Zhang Qitian, Xu Lizhen, He Weibin, Lai Xinqi, Huang Xiaohong
Department of Cardiology, Zhangzhou Affiliated Hospital of Fujian Medical University, Zhangzhou, Fujian, China.
Department of Endocrinology, Shengli Clinical Medical College of Fujian Medical University, Fujian Provincial Hospital, Fuzhou University Affiliated Provincial Hospital, Fuzhou, China.
Front Med (Lausanne). 2024 Oct 3;11:1410702. doi: 10.3389/fmed.2024.1410702. eCollection 2024.
Heart failure is a cardiovascular disorder, while sepsis is a common non-cardiac cause of mortality. Patients with combined heart failure and sepsis have a significantly higher mortality rate and poor prognosis, making early identification of high-risk patients and appropriate allocation of medical resources critically important.
We constructed a survival prediction model for patients with heart failure and sepsis using the eICU-CRD database and externally validated it using the MIMIC-IV database. Our primary outcome is the 28-day all-cause mortality rate. The Boruta method is used for initial feature selection, followed by feature ranking using the XGBoost algorithm. Four machine learning models were compared, including Logistic Regression (LR), eXtreme Gradient Boosting (XGBoost), Adaptive Boosting (AdaBoost), and Gaussian Naive Bayes (GNB). Model performance was assessed using metrics such as area under the curve (AUC), accuracy, sensitivity, and specificity, and the SHAP method was utilized to visualize feature importance and interpret model results. Additionally, we conducted external validation using the MIMIC-IV database.
We developed a survival prediction model for heart failure complicated by sepsis using data from 3891 patients in the eICU-CRD and validated it externally with 2928 patients from the MIMIC-IV database. The LR model outperformed all other machine learning algorithms with a validation set AUC of 0.746 (XGBoost: 0.726, AdaBoost: 0.744, GNB: 0.722), alongside accuracy (0.685), sensitivity (0.666), and specificity (0.712). The final model incorporates 10 features: age, ventilation, norepinephrine, white blood cell count, total bilirubin, temperature, phenylephrine, respiratory rate, neutrophil count, and systolic blood pressure. We employed the SHAP method to enhance the interpretability of the model based on the LR algorithm. Additionally, external validation was conducted using the MIMIC-IV database, with an external validation AUC of 0.699.

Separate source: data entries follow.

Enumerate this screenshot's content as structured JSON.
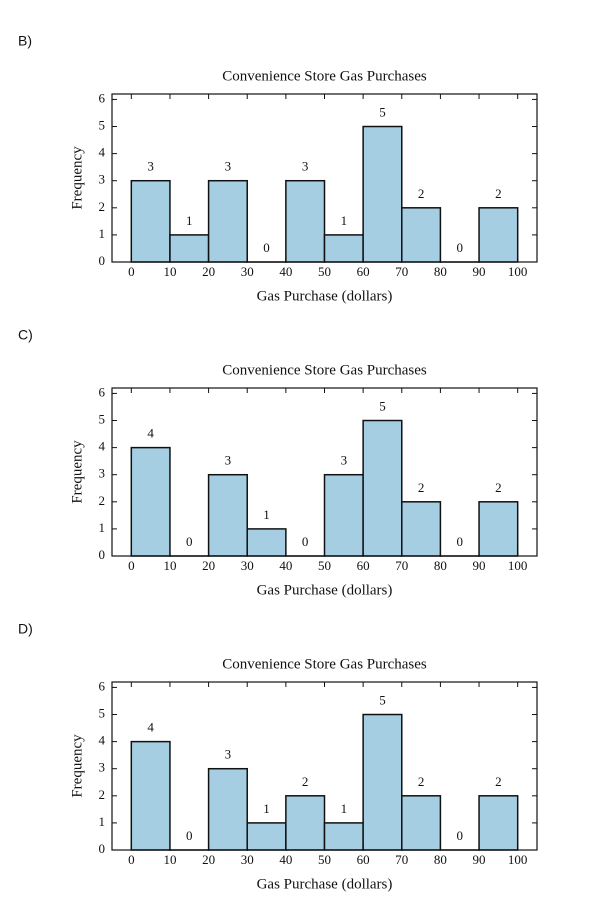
{
  "chart_data": [
    {
      "type": "histogram",
      "option": "B)",
      "title": "Convenience Store Gas Purchases",
      "xlabel": "Gas Purchase (dollars)",
      "ylabel": "Frequency",
      "bins": [
        0,
        10,
        20,
        30,
        40,
        50,
        60,
        70,
        80,
        90,
        100
      ],
      "counts": [
        3,
        1,
        3,
        0,
        3,
        1,
        5,
        2,
        0,
        2
      ],
      "color": "#a6cee3",
      "xlim": [
        -5,
        105
      ],
      "ylim": [
        0,
        6.2
      ],
      "xticks": [
        0,
        10,
        20,
        30,
        40,
        50,
        60,
        70,
        80,
        90,
        100
      ],
      "yticks": [
        0,
        1,
        2,
        3,
        4,
        5,
        6
      ]
    },
    {
      "type": "histogram",
      "option": "C)",
      "title": "Convenience Store Gas Purchases",
      "xlabel": "Gas Purchase (dollars)",
      "ylabel": "Frequency",
      "bins": [
        0,
        10,
        20,
        30,
        40,
        50,
        60,
        70,
        80,
        90,
        100
      ],
      "counts": [
        4,
        0,
        3,
        1,
        0,
        3,
        5,
        2,
        0,
        2
      ],
      "color": "#a6cee3",
      "xlim": [
        -5,
        105
      ],
      "ylim": [
        0,
        6.2
      ],
      "xticks": [
        0,
        10,
        20,
        30,
        40,
        50,
        60,
        70,
        80,
        90,
        100
      ],
      "yticks": [
        0,
        1,
        2,
        3,
        4,
        5,
        6
      ]
    },
    {
      "type": "histogram",
      "option": "D)",
      "title": "Convenience Store Gas Purchases",
      "xlabel": "Gas Purchase (dollars)",
      "ylabel": "Frequency",
      "bins": [
        0,
        10,
        20,
        30,
        40,
        50,
        60,
        70,
        80,
        90,
        100
      ],
      "counts": [
        4,
        0,
        3,
        1,
        2,
        1,
        5,
        2,
        0,
        2
      ],
      "color": "#a6cee3",
      "xlim": [
        -5,
        105
      ],
      "ylim": [
        0,
        6.2
      ],
      "xticks": [
        0,
        10,
        20,
        30,
        40,
        50,
        60,
        70,
        80,
        90,
        100
      ],
      "yticks": [
        0,
        1,
        2,
        3,
        4,
        5,
        6
      ]
    }
  ]
}
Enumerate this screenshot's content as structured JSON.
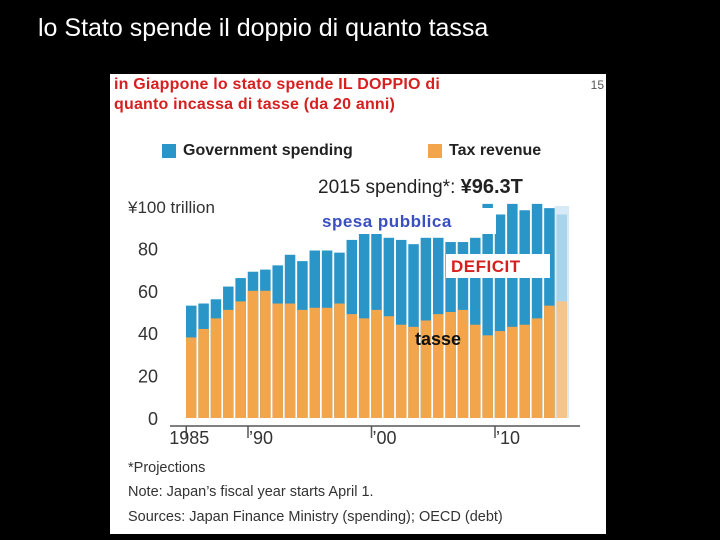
{
  "slide": {
    "title": "lo Stato spende il doppio di quanto tassa"
  },
  "figure": {
    "note_line1": "in Giappone lo stato spende IL DOPPIO di",
    "note_line2": "quanto incassa di tasse (da 20 anni)",
    "corner_mark": "15",
    "spending_note_label": "2015 spending*:",
    "spending_note_value": "¥96.3T",
    "footnotes": [
      "*Projections",
      "Note: Japan’s fiscal year starts April 1.",
      "Sources: Japan Finance Ministry (spending); OECD (debt)"
    ]
  },
  "chart_data": {
    "type": "bar",
    "title": "",
    "xlabel": "",
    "ylabel": "",
    "ylim": [
      0,
      100
    ],
    "y_ticks": [
      "0",
      "20",
      "40",
      "60",
      "80",
      "¥100 trillion"
    ],
    "y_tick_values": [
      0,
      20,
      40,
      60,
      80,
      100
    ],
    "x_tick_labels": [
      "1985",
      "’90",
      "’00",
      "’10"
    ],
    "x_tick_years": [
      1985,
      1990,
      2000,
      2010
    ],
    "categories": [
      "1985",
      "1986",
      "1987",
      "1988",
      "1989",
      "1990",
      "1991",
      "1992",
      "1993",
      "1994",
      "1995",
      "1996",
      "1997",
      "1998",
      "1999",
      "2000",
      "2001",
      "2002",
      "2003",
      "2004",
      "2005",
      "2006",
      "2007",
      "2008",
      "2009",
      "2010",
      "2011",
      "2012",
      "2013",
      "2014",
      "2015"
    ],
    "series": [
      {
        "name": "Government spending",
        "color": "#2a96c8",
        "values": [
          53,
          54,
          56,
          62,
          66,
          69,
          70,
          72,
          77,
          74,
          79,
          79,
          78,
          84,
          89,
          89,
          85,
          84,
          82,
          85,
          85,
          83,
          83,
          85,
          101,
          96,
          101,
          98,
          101,
          99,
          96
        ]
      },
      {
        "name": "Tax revenue",
        "color": "#f2a54a",
        "values": [
          38,
          42,
          47,
          51,
          55,
          60,
          60,
          54,
          54,
          51,
          52,
          52,
          54,
          49,
          47,
          51,
          48,
          44,
          43,
          46,
          49,
          50,
          51,
          44,
          39,
          41,
          43,
          44,
          47,
          53,
          55
        ]
      }
    ],
    "projection_from": "2015",
    "annotations": [
      "spesa pubblica",
      "DEFICIT",
      "tasse"
    ],
    "annotation_colors": {
      "spesa pubblica": "#3a4fc0",
      "DEFICIT": "#d62020",
      "tasse": "#111111"
    },
    "grid": false,
    "legend": "top"
  }
}
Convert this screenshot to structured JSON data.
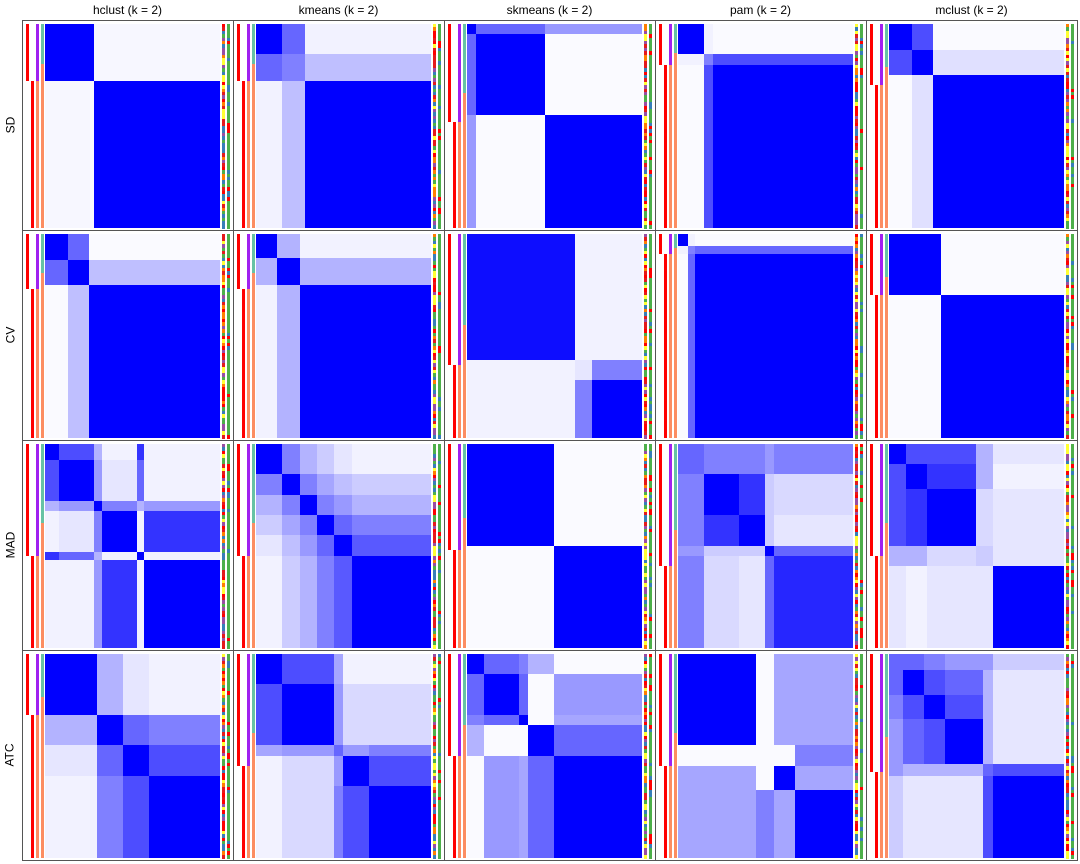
{
  "chart_data": {
    "type": "heatmap",
    "columns": [
      "hclust (k = 2)",
      "kmeans (k = 2)",
      "skmeans (k = 2)",
      "pam (k = 2)",
      "mclust (k = 2)"
    ],
    "rows": [
      "SD",
      "CV",
      "MAD",
      "ATC"
    ],
    "value_range": [
      0,
      1
    ],
    "colors": {
      "low": "#ffffff",
      "high": "#0000ff",
      "class1": "#ff0000",
      "anno_a": "#a020f0",
      "anno_b": "#66c2a5",
      "anno_c": "#fc8d62"
    },
    "panels": [
      [
        {
          "sizes": [
            0.28,
            0.72
          ],
          "matrix": [
            [
              1,
              0.03
            ],
            [
              0.03,
              1
            ]
          ],
          "split": 0.28
        },
        {
          "sizes": [
            0.15,
            0.13,
            0.72
          ],
          "matrix": [
            [
              1,
              0.6,
              0.05
            ],
            [
              0.6,
              0.5,
              0.25
            ],
            [
              0.05,
              0.25,
              1
            ]
          ],
          "split": 0.28
        },
        {
          "sizes": [
            0.05,
            0.4,
            0.55
          ],
          "matrix": [
            [
              1,
              0.6,
              0.4
            ],
            [
              0.6,
              1,
              0.02
            ],
            [
              0.4,
              0.02,
              1
            ]
          ],
          "split": 0.48
        },
        {
          "sizes": [
            0.15,
            0.05,
            0.8
          ],
          "matrix": [
            [
              1,
              0.05,
              0.02
            ],
            [
              0.05,
              0.5,
              0.7
            ],
            [
              0.02,
              0.7,
              1
            ]
          ],
          "split": 0.2
        },
        {
          "sizes": [
            0.13,
            0.12,
            0.75
          ],
          "matrix": [
            [
              1,
              0.7,
              0.02
            ],
            [
              0.7,
              1,
              0.12
            ],
            [
              0.02,
              0.12,
              1
            ]
          ],
          "split": 0.3
        }
      ],
      [
        {
          "sizes": [
            0.13,
            0.12,
            0.75
          ],
          "matrix": [
            [
              1,
              0.6,
              0.02
            ],
            [
              0.6,
              1,
              0.25
            ],
            [
              0.02,
              0.25,
              1
            ]
          ],
          "split": 0.27
        },
        {
          "sizes": [
            0.12,
            0.13,
            0.75
          ],
          "matrix": [
            [
              1,
              0.3,
              0.05
            ],
            [
              0.3,
              1,
              0.3
            ],
            [
              0.05,
              0.3,
              1
            ]
          ],
          "split": 0.27
        },
        {
          "sizes": [
            0.62,
            0.1,
            0.28
          ],
          "matrix": [
            [
              0.95,
              0.05,
              0.05
            ],
            [
              0.05,
              0.1,
              0.5
            ],
            [
              0.05,
              0.5,
              1
            ]
          ],
          "split": 0.64
        },
        {
          "sizes": [
            0.06,
            0.04,
            0.9
          ],
          "matrix": [
            [
              1,
              0.05,
              0.02
            ],
            [
              0.05,
              0.5,
              0.6
            ],
            [
              0.02,
              0.6,
              1
            ]
          ],
          "split": 0.1
        },
        {
          "sizes": [
            0.3,
            0.7
          ],
          "matrix": [
            [
              1,
              0.02
            ],
            [
              0.02,
              1
            ]
          ],
          "split": 0.3
        }
      ],
      [
        {
          "sizes": [
            0.08,
            0.2,
            0.05,
            0.2,
            0.04,
            0.43
          ],
          "matrix": [
            [
              1,
              0.7,
              0.3,
              0.05,
              0.8,
              0.05
            ],
            [
              0.7,
              1,
              0.4,
              0.1,
              0.6,
              0.05
            ],
            [
              0.3,
              0.4,
              1,
              0.5,
              0.3,
              0.4
            ],
            [
              0.05,
              0.1,
              0.5,
              1,
              0.05,
              0.8
            ],
            [
              0.8,
              0.6,
              0.3,
              0.05,
              1,
              0.05
            ],
            [
              0.05,
              0.05,
              0.4,
              0.8,
              0.05,
              1
            ]
          ],
          "split": 0.55
        },
        {
          "sizes": [
            0.15,
            0.1,
            0.1,
            0.1,
            0.1,
            0.45
          ],
          "matrix": [
            [
              1,
              0.5,
              0.3,
              0.2,
              0.1,
              0.05
            ],
            [
              0.5,
              1,
              0.5,
              0.35,
              0.25,
              0.2
            ],
            [
              0.3,
              0.5,
              1,
              0.5,
              0.4,
              0.3
            ],
            [
              0.2,
              0.35,
              0.5,
              1,
              0.6,
              0.5
            ],
            [
              0.1,
              0.25,
              0.4,
              0.6,
              1,
              0.65
            ],
            [
              0.05,
              0.2,
              0.3,
              0.5,
              0.65,
              1
            ]
          ],
          "split": 0.55
        },
        {
          "sizes": [
            0.5,
            0.5
          ],
          "matrix": [
            [
              1,
              0.02
            ],
            [
              0.02,
              1
            ]
          ],
          "split": 0.52
        },
        {
          "sizes": [
            0.15,
            0.2,
            0.15,
            0.05,
            0.45
          ],
          "matrix": [
            [
              0.6,
              0.5,
              0.5,
              0.4,
              0.5
            ],
            [
              0.5,
              1,
              0.8,
              0.2,
              0.15
            ],
            [
              0.5,
              0.8,
              1,
              0.2,
              0.1
            ],
            [
              0.4,
              0.2,
              0.2,
              1,
              0.6
            ],
            [
              0.5,
              0.15,
              0.1,
              0.6,
              0.85
            ]
          ],
          "split": 0.6
        },
        {
          "sizes": [
            0.1,
            0.12,
            0.28,
            0.1,
            0.4
          ],
          "matrix": [
            [
              1,
              0.7,
              0.7,
              0.3,
              0.1
            ],
            [
              0.7,
              1,
              0.8,
              0.3,
              0.05
            ],
            [
              0.7,
              0.8,
              1,
              0.15,
              0.1
            ],
            [
              0.3,
              0.3,
              0.15,
              0.2,
              0.1
            ],
            [
              0.1,
              0.05,
              0.1,
              0.1,
              1
            ]
          ],
          "split": 0.55
        }
      ],
      [
        {
          "sizes": [
            0.3,
            0.15,
            0.15,
            0.4
          ],
          "matrix": [
            [
              1,
              0.3,
              0.1,
              0.05
            ],
            [
              0.3,
              1,
              0.6,
              0.5
            ],
            [
              0.1,
              0.6,
              1,
              0.7
            ],
            [
              0.05,
              0.5,
              0.7,
              1
            ]
          ],
          "split": 0.3
        },
        {
          "sizes": [
            0.15,
            0.3,
            0.05,
            0.15,
            0.35
          ],
          "matrix": [
            [
              1,
              0.7,
              0.35,
              0.05,
              0.05
            ],
            [
              0.7,
              1,
              0.4,
              0.15,
              0.15
            ],
            [
              0.35,
              0.4,
              0.6,
              0.4,
              0.5
            ],
            [
              0.05,
              0.15,
              0.4,
              1,
              0.7
            ],
            [
              0.05,
              0.15,
              0.5,
              0.7,
              1
            ]
          ],
          "split": 0.55
        },
        {
          "sizes": [
            0.1,
            0.2,
            0.05,
            0.15,
            0.5
          ],
          "matrix": [
            [
              1,
              0.6,
              0.5,
              0.3,
              0.02
            ],
            [
              0.6,
              1,
              0.6,
              0.02,
              0.4
            ],
            [
              0.5,
              0.6,
              1,
              0.02,
              0.35
            ],
            [
              0.3,
              0.02,
              0.02,
              1,
              0.6
            ],
            [
              0.02,
              0.4,
              0.35,
              0.6,
              1
            ]
          ],
          "split": 0.5
        },
        {
          "sizes": [
            0.45,
            0.1,
            0.12,
            0.33
          ],
          "matrix": [
            [
              1,
              0.02,
              0.35,
              0.35
            ],
            [
              0.02,
              0.02,
              0.02,
              0.5
            ],
            [
              0.35,
              0.02,
              1,
              0.35
            ],
            [
              0.35,
              0.5,
              0.35,
              1
            ]
          ],
          "split": 0.55
        },
        {
          "sizes": [
            0.08,
            0.12,
            0.12,
            0.22,
            0.06,
            0.4
          ],
          "matrix": [
            [
              0.6,
              0.6,
              0.5,
              0.4,
              0.4,
              0.2
            ],
            [
              0.6,
              1,
              0.7,
              0.6,
              0.3,
              0.1
            ],
            [
              0.5,
              0.7,
              1,
              0.7,
              0.3,
              0.1
            ],
            [
              0.4,
              0.6,
              0.7,
              1,
              0.3,
              0.1
            ],
            [
              0.4,
              0.3,
              0.3,
              0.3,
              0.6,
              0.7
            ],
            [
              0.2,
              0.1,
              0.1,
              0.1,
              0.7,
              1
            ]
          ],
          "split": 0.58
        }
      ]
    ]
  }
}
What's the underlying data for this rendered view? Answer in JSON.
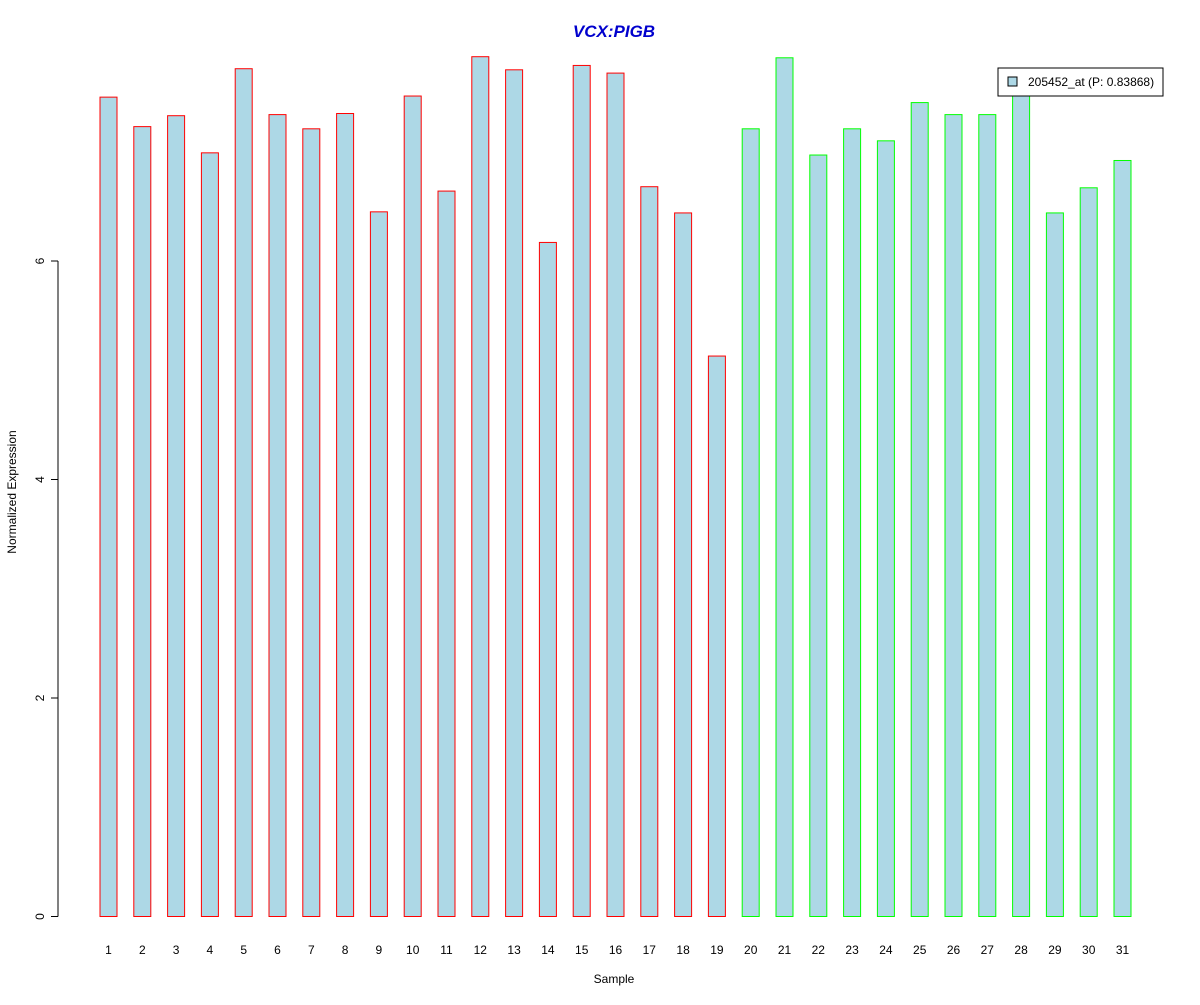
{
  "chart_data": {
    "type": "bar",
    "title": "VCX:PIGB",
    "xlabel": "Sample",
    "ylabel": "Normalized Expression",
    "categories": [
      "1",
      "2",
      "3",
      "4",
      "5",
      "6",
      "7",
      "8",
      "9",
      "10",
      "11",
      "12",
      "13",
      "14",
      "15",
      "16",
      "17",
      "18",
      "19",
      "20",
      "21",
      "22",
      "23",
      "24",
      "25",
      "26",
      "27",
      "28",
      "29",
      "30",
      "31"
    ],
    "series": [
      {
        "name": "205452_at (P: 0.83868)",
        "values": [
          7.5,
          7.23,
          7.33,
          6.99,
          7.76,
          7.34,
          7.21,
          7.35,
          6.45,
          7.51,
          6.64,
          7.87,
          7.75,
          6.17,
          7.79,
          7.72,
          6.68,
          6.44,
          5.13,
          7.21,
          7.86,
          6.97,
          7.21,
          7.1,
          7.45,
          7.34,
          7.34,
          7.6,
          6.44,
          6.67,
          6.92
        ]
      }
    ],
    "groups": [
      {
        "samples": [
          1,
          19
        ],
        "border_color": "#ff0000"
      },
      {
        "samples": [
          20,
          31
        ],
        "border_color": "#00ff00"
      }
    ],
    "ylim": [
      0,
      8
    ],
    "yticks": [
      0,
      2,
      4,
      6
    ],
    "grid": false,
    "legend": "top-right",
    "colors": {
      "bar_fill": "#add8e6",
      "title": "#0000cd",
      "axis": "#000000"
    }
  }
}
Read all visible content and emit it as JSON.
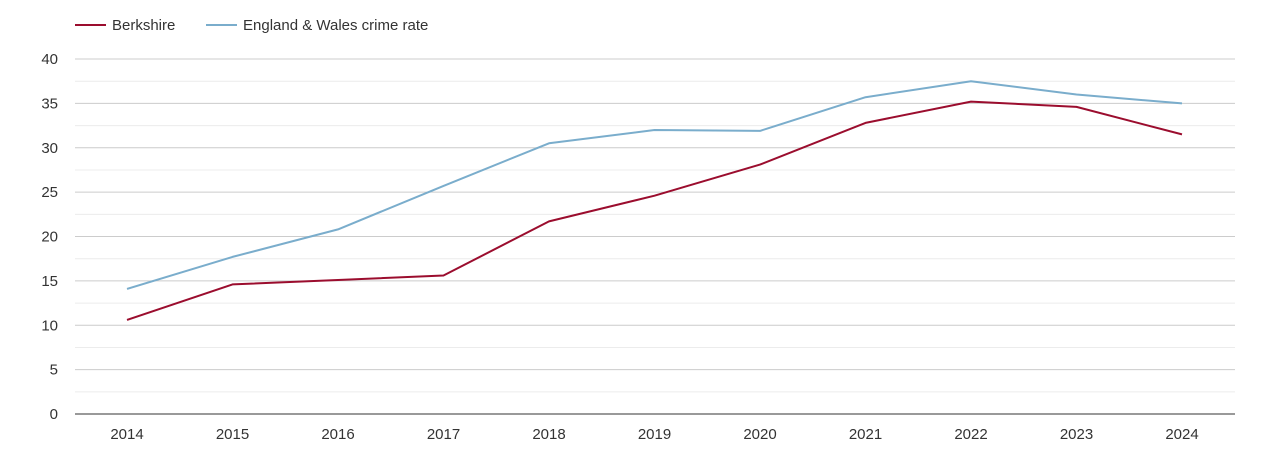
{
  "chart_data": {
    "type": "line",
    "title": "",
    "xlabel": "",
    "ylabel": "",
    "x": [
      "2014",
      "2015",
      "2016",
      "2017",
      "2018",
      "2019",
      "2020",
      "2021",
      "2022",
      "2023",
      "2024"
    ],
    "ylim": [
      0,
      40
    ],
    "yticks": [
      "0",
      "5",
      "10",
      "15",
      "20",
      "25",
      "30",
      "35",
      "40"
    ],
    "grid": true,
    "legend_position": "top-left",
    "series": [
      {
        "name": "Berkshire",
        "color": "#9b0d2e",
        "values": [
          10.6,
          14.6,
          15.1,
          15.6,
          21.7,
          24.6,
          28.1,
          32.8,
          35.2,
          34.6,
          31.5
        ]
      },
      {
        "name": "England & Wales crime rate",
        "color": "#7aadcc",
        "values": [
          14.1,
          17.7,
          20.8,
          25.7,
          30.5,
          32.0,
          31.9,
          35.7,
          37.5,
          36.0,
          35.0
        ]
      }
    ]
  }
}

Based on the LR algorithm, a model was constructed to effectively predict the 28-day all-cause mortality rate in patients with heart failure complicated by sepsis. Utilizing our model predictions, clinicians can promptly identify high-risk patients and receive guidance for clinical practice.
心力衰竭是一种心血管疾病,而脓毒症是常见的非心脏性死亡原因。合并心力衰竭和脓毒症的患者死亡率显著更高,预后较差,因此早期识别高危患者并合理分配医疗资源至关重要。
我们使用eICU-CRD数据库构建了心力衰竭合并脓毒症患者的生存预测模型,并使用MIMIC-IV数据库进行外部验证。我们的主要结局是28天全因死亡率。使用Boruta方法进行初始特征选择,随后使用XGBoost算法进行特征排序。比较了四种机器学习模型,包括逻辑回归(LR)、极端梯度提升(XGBoost)、自适应提升(AdaBoost)和高斯朴素贝叶斯(GNB)。使用曲线下面积(AUC)、准确率、敏感性和特异性等指标评估模型性能,并利用SHAP方法可视化特征重要性并解释模型结果。此外,我们使用MIMIC-IV数据库进行了外部验证。
我们使用eICU-CRD中3891例患者的数据开发了心力衰竭合并脓毒症的生存预测模型,并使用MIMIC-IV数据库中的2928例患者进行了外部验证。LR模型在验证集AUC方面优于所有其他机器学习算法,为0.746(XGBoost:0.726,AdaBoost:0.744,GNB:0.722),同时具有准确率(0.685)、敏感性(0.666)和特异性(0.712)。最终模型纳入了10个特征:年龄、通气、去甲肾上腺素、白细胞计数、总胆红素、体温、去氧肾上腺素、呼吸频率、中性粒细胞计数和收缩压。我们采用SHAP方法增强基于LR算法的模型的可解释性。此外,使用MIMIC-IV数据库进行了外部验证,外部验证AUC为0.699。
基于LR算法构建了一个模型,可有效预测心力衰竭合并脓毒症患者的28天全因死亡率。利用我们的模型预测,临床医生可以及时识别高危患者并获得临床实践指导。